Bei der Bewerbung zur Kulturhauptstadt gehe es nicht nur um Molenbeek, betont die Politologin Fatima Zibouh, die an dem Projekt zusammen mit Goossens federführend beteiligt ist. Ziel sei es, die gesamte Region Brüssel einzubinden und die 19 Gemeinden eng zu vernetzen. Da die Stadt Brüssel bereits im Jahr 2000 Kulturhauptstadt war, habe Molenbeek lediglich aus administrativen Gründen die Bewerbung eingereicht, erklärt Fatima Zibouh.

Inzwischen ist die Organisatorin selbst ins Fadenkreuz der Kritik geraten. Ihr wird schon seit Jahren vorgeworfen, eine kritiklose Haltung gegenüber dem radikalen Islam zu haben und sogar Kontakte in die Szene der radikalen Muslim-Brüder zu unterhalten. Auch dass Zibouh ein Kopftuch trägt, ist immer wieder ein Streitthema, ihre Gegner sagen, dass sie dadurch die Neutralität des Staates missachte.

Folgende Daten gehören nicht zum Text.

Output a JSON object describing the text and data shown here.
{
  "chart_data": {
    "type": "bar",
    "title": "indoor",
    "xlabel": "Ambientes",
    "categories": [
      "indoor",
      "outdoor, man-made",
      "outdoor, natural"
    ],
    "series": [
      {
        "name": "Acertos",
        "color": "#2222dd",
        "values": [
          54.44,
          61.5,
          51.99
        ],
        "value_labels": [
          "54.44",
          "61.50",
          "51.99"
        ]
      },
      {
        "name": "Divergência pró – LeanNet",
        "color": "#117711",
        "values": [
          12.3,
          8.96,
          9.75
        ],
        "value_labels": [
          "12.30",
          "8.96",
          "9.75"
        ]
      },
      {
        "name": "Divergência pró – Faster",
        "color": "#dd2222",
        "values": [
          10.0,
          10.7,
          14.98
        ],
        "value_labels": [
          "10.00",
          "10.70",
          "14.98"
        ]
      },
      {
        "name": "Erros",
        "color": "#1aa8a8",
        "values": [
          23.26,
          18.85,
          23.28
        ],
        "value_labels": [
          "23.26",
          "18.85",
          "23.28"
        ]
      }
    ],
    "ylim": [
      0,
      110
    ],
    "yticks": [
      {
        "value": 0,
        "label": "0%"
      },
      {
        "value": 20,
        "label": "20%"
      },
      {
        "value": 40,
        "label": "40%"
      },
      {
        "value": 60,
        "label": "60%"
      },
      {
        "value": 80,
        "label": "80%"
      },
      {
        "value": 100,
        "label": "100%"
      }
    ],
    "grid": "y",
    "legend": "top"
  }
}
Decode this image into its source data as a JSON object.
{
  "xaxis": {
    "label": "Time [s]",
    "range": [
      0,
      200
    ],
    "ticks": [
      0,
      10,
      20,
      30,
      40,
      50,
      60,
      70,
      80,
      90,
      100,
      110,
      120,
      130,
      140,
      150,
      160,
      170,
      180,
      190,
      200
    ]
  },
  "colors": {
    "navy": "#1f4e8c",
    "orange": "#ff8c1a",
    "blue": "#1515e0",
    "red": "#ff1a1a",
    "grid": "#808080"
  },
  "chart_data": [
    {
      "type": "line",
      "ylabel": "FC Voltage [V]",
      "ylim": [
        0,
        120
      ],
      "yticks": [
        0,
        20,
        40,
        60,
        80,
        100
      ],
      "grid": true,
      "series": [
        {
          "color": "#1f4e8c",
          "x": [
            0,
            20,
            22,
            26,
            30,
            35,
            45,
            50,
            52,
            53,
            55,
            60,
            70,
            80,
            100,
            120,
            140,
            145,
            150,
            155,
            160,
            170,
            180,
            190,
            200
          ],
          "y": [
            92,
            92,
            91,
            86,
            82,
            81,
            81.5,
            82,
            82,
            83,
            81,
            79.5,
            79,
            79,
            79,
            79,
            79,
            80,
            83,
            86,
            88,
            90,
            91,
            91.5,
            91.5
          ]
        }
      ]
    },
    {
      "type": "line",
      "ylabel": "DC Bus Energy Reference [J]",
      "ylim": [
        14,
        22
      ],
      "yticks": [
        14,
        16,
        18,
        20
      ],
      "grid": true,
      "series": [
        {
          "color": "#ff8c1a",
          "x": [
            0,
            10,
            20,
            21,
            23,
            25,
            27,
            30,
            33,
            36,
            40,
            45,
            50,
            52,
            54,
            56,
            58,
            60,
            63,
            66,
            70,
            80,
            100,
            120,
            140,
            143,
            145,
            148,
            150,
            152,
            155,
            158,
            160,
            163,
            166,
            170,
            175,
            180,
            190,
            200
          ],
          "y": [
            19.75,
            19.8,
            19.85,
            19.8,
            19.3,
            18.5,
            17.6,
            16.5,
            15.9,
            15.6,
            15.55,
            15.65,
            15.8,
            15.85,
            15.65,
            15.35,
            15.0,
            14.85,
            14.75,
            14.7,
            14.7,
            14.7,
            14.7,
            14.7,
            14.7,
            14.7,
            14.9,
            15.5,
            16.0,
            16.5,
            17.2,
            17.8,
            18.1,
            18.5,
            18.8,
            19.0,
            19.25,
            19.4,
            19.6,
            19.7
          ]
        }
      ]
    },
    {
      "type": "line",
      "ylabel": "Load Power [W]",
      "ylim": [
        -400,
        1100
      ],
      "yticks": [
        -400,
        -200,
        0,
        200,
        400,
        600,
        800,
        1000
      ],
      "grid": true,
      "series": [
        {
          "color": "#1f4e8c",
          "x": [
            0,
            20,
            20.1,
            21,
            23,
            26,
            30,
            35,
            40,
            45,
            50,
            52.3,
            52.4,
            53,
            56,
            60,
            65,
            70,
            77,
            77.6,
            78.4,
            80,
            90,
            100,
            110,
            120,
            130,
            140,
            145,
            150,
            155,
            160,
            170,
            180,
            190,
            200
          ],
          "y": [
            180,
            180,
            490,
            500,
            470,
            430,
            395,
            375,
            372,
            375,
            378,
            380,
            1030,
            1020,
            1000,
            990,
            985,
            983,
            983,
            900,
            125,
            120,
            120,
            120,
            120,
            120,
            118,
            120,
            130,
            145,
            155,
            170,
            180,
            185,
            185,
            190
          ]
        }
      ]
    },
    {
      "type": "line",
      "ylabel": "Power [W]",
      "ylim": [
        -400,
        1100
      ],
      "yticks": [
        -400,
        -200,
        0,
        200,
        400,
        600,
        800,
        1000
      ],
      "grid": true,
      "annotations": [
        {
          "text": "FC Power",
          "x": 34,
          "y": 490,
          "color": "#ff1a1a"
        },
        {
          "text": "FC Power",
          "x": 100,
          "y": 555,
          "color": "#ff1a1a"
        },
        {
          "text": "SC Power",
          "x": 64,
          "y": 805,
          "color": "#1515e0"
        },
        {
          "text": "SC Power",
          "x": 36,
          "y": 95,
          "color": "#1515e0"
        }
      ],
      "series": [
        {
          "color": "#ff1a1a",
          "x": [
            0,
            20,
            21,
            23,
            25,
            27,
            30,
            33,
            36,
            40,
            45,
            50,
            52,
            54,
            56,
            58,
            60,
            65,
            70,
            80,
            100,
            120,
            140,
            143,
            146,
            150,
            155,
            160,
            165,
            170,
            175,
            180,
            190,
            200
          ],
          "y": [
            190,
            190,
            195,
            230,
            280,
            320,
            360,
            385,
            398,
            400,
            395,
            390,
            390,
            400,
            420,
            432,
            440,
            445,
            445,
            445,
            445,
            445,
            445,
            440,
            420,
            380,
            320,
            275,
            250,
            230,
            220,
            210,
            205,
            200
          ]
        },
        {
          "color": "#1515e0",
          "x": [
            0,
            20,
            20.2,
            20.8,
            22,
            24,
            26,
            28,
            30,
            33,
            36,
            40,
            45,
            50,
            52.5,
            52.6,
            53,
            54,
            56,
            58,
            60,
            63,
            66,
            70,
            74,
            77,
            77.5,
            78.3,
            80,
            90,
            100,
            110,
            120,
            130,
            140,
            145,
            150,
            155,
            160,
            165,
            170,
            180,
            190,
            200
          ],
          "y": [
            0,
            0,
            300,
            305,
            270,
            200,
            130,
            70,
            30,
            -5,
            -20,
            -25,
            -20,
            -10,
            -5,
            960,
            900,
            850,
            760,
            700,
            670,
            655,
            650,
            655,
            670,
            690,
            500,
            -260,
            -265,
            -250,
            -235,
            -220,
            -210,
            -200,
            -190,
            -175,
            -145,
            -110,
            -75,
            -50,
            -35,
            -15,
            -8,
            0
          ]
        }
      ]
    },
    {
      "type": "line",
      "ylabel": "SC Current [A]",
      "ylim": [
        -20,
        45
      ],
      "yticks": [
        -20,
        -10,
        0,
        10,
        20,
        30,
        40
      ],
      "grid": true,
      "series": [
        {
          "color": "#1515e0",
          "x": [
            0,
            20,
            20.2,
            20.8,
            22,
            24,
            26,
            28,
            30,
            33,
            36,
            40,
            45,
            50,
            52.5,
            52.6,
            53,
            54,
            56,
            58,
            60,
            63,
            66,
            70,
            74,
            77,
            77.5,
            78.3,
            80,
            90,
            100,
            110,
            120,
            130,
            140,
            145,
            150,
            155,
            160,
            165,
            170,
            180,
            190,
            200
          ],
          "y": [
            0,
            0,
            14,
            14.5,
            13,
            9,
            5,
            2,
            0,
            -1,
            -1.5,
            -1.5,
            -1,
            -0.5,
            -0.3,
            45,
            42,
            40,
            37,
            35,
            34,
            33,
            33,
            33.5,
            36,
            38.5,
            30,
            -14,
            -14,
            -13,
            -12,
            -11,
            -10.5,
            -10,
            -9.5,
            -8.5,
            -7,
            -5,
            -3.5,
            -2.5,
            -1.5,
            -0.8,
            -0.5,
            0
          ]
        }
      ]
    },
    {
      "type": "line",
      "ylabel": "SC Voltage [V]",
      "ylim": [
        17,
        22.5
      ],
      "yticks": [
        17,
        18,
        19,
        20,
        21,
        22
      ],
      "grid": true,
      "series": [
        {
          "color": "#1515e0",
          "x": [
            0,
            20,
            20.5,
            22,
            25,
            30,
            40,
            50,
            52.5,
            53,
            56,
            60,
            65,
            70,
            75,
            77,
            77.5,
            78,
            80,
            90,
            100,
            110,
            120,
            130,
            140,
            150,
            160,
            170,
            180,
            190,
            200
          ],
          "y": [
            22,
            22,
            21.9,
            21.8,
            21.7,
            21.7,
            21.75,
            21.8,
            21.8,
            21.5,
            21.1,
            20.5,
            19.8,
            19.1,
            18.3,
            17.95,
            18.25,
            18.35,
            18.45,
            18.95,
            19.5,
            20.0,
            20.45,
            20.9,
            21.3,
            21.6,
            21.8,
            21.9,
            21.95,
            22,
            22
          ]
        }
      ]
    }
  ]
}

Angriff ist die beste Verteidigung

Fatima Zibouh ging nun zum Gegenangriff über und betonte in einem langen Interview mit der Tageszeitung „Le soir“: „Ich wiederhole, dass ich keinerlei Verbindung zu irgendeiner Ideologie habe, sei es die Muslimbruderschaft oder irgendeine andere Bewegung.“ Sie sieht sich als Opfer von Verleumdungen und möchte lieber über die konkreten Projekte im Rahmen der Bewerbung Molenbeeks als Kultur-Hauptstadt sprechen. Geplant ist etwa, in der belgischen Hauptstadt ein „Museum der Brüsseler Einwohner“ zu bauen. Dort soll die Geschichte der verschiedenen Migrationswellen erzählt werden, also jener Menschen, die mit ihren unterschiedlichen Kulturen zum Aufbau und zur Entwicklung der Stadt beigetragen haben.

Die Frauen auf dem Wochenmarkt vor der Kirche Saint-Jean-Baptiste nehmen solche Pläne mit Interesse zur Kenntnis. Das sei sicherlich eine gute Sache, lautet das kollektive Resümee. Besser sei es aber, wenn sich die Stadtverwaltung zuerst einmal um eine funktionierende Müllabfuhr kümmern würde.